Bob: “You could say that! She’s made it to her sons and is now squirting shampoo on them… from a distance, mind, as she doesn’t want to get wet herself. Not the easiest task.”
Bill: “No, I can see that – Son 2 has started screaming; he’s got shampoo in his eyes.”
Bob: “And Son 1 has now finished his shower and is shivering violently while Mum tries to pull his towel out of the swimming bag.”
Bill: “While also trying to wipe Son 2’s eyes with… what’s that she’s holding Bob?”
Bob: “I believe it’s a pair or Mr Man pants… it was the first thing that came to hand when she opened her handbag!”
Bill: “Interesting. Well, it’s done the trick anyway and she’s also managed to pull out both the towels and even found a spare cubicle for them!”
Bob: “No space for the baby again though – he’s propping the door open again.”
Bill: “Except now he’s started crying and Mum is taking him out of the buggy… is that wise, would you say?”

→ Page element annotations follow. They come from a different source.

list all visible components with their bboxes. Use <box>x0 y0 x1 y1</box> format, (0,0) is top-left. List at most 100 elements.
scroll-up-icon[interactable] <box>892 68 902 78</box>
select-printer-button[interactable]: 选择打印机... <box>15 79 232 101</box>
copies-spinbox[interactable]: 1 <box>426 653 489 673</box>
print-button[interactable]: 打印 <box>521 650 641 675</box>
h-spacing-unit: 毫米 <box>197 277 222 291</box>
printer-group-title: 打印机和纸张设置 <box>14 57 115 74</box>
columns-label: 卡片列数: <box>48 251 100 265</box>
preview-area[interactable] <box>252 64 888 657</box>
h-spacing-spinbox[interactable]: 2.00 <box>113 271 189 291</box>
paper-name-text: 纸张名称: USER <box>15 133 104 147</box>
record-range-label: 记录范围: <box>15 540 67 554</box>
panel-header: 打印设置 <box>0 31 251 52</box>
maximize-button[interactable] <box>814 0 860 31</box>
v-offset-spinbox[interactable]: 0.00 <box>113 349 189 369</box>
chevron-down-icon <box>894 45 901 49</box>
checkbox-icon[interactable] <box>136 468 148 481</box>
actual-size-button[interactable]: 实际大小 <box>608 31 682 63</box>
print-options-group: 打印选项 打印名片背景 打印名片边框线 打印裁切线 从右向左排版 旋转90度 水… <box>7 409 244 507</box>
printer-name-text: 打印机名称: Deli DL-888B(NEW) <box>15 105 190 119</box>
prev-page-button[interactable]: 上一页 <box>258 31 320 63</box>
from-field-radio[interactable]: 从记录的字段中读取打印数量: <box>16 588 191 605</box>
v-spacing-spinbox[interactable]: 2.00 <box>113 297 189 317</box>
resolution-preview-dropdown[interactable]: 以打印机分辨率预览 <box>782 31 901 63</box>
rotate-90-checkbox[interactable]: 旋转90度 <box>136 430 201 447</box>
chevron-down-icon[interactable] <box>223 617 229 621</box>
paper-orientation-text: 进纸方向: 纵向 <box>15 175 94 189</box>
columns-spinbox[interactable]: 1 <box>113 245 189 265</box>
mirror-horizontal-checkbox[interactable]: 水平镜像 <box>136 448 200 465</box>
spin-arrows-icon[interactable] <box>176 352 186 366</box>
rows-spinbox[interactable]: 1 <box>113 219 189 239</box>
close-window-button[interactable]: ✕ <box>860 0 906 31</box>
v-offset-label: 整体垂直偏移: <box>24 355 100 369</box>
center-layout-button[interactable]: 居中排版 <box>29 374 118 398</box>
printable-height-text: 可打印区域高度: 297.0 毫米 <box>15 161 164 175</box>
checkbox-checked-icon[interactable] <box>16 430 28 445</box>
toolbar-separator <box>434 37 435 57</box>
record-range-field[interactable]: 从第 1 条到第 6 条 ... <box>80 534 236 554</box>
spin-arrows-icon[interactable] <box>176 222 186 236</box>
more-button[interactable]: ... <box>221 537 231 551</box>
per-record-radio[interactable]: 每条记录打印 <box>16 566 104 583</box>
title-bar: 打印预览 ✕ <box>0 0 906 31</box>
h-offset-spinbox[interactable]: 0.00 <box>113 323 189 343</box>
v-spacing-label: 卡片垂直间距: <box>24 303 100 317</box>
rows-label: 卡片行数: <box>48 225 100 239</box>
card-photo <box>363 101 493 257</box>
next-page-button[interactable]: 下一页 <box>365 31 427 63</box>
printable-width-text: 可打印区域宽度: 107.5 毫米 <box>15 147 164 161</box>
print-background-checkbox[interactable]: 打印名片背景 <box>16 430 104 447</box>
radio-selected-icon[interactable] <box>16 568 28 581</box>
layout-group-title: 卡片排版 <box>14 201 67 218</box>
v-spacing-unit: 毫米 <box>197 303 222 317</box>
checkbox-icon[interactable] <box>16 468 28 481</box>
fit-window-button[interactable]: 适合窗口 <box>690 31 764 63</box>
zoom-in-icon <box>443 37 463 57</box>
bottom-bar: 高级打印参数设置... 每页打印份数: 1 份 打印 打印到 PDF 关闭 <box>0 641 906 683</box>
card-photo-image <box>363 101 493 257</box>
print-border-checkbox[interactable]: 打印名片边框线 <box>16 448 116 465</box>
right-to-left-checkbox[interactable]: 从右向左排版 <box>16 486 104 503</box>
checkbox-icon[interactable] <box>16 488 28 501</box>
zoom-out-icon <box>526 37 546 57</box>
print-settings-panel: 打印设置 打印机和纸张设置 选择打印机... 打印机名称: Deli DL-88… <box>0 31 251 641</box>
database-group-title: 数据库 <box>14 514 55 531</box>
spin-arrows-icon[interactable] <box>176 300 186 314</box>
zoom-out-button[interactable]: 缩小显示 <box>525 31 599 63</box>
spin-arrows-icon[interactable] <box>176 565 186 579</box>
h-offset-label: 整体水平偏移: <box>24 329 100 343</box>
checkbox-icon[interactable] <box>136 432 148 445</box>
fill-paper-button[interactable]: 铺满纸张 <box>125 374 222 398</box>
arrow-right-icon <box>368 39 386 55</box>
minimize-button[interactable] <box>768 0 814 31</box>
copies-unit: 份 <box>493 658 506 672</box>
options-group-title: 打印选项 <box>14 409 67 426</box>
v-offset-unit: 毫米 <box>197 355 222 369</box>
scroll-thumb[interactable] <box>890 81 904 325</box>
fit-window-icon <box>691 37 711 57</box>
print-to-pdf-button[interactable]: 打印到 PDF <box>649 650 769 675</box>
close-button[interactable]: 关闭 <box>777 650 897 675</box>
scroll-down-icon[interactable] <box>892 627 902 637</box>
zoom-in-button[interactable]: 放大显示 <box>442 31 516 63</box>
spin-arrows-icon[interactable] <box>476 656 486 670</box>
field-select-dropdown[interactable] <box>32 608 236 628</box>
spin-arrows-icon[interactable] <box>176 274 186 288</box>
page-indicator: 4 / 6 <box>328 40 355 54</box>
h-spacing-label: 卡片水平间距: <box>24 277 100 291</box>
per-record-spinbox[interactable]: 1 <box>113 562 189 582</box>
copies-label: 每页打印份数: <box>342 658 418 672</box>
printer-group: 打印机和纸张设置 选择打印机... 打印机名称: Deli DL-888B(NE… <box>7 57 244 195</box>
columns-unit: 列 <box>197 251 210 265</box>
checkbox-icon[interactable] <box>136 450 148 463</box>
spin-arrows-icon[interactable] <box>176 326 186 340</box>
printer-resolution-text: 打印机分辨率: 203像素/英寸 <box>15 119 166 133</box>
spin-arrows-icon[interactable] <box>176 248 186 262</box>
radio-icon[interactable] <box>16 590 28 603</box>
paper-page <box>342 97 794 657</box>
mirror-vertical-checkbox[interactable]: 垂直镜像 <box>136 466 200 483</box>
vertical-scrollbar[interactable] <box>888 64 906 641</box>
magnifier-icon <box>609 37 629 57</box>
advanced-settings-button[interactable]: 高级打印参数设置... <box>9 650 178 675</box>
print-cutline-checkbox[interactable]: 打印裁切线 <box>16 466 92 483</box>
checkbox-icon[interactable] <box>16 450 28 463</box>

Bob: “I wouldn’t say so, no – she’s now trying to help the other two get out of sticky, wet costumes and into clothes with him balanced on her hip.”
Bill: “Still screaming… “
Bob: “She doesn’t look best pleased by Son 1’s announcement that he’s lost one of his socks. I think it got kicked under the bottom of the cubicle at some point… oh there it is, he’s found it! It’s wringing wet so it looks like he’ll be going home sock-less.”
Bill: “Looks like we’re reaching the final stages though – both sons are now putting their shoes on!”
Bob: “And now they’re all managing to squeeze out of the tiny cubicle… ”
Bill: “And Mum’s strapping the baby into the buggy.”
Bob: “Still screaming… ”
Bill: “And now I suppose they’ll be heading for the hair dry… oh, no Mum’s just shaken her head.”
Bob: “No time for hair drying, clearly… she seems very keen to make it back to the car!”
Bill: “They’re outside!”
Bob: “And back inside to get Son 2 who stopped to look at a poster of a horse…”
Bill: “.. and back outside again… Son 1 has taken over pushing the buggy and Mum is carrying… well, everything else. Were they planning a three-week holiday with all those bags, Bob?”
Bob: “Not this time Bill, although I strongly suspect Mum is thinking about a holiday right now! They’ve nearly made it back to the car though!”
Bill: “And they have! She’s loading them all in, both the boys and the baby.”
Bob: “Still screaming… ”
Bill: “What’s that she’s muttering to herself?”
Bob: “It sounded like ‘Never again!'”
Bill: “Doesn’t she say that every week?”
Bob: “Oh yes Bill, she certainly does. Every. Single. Week.”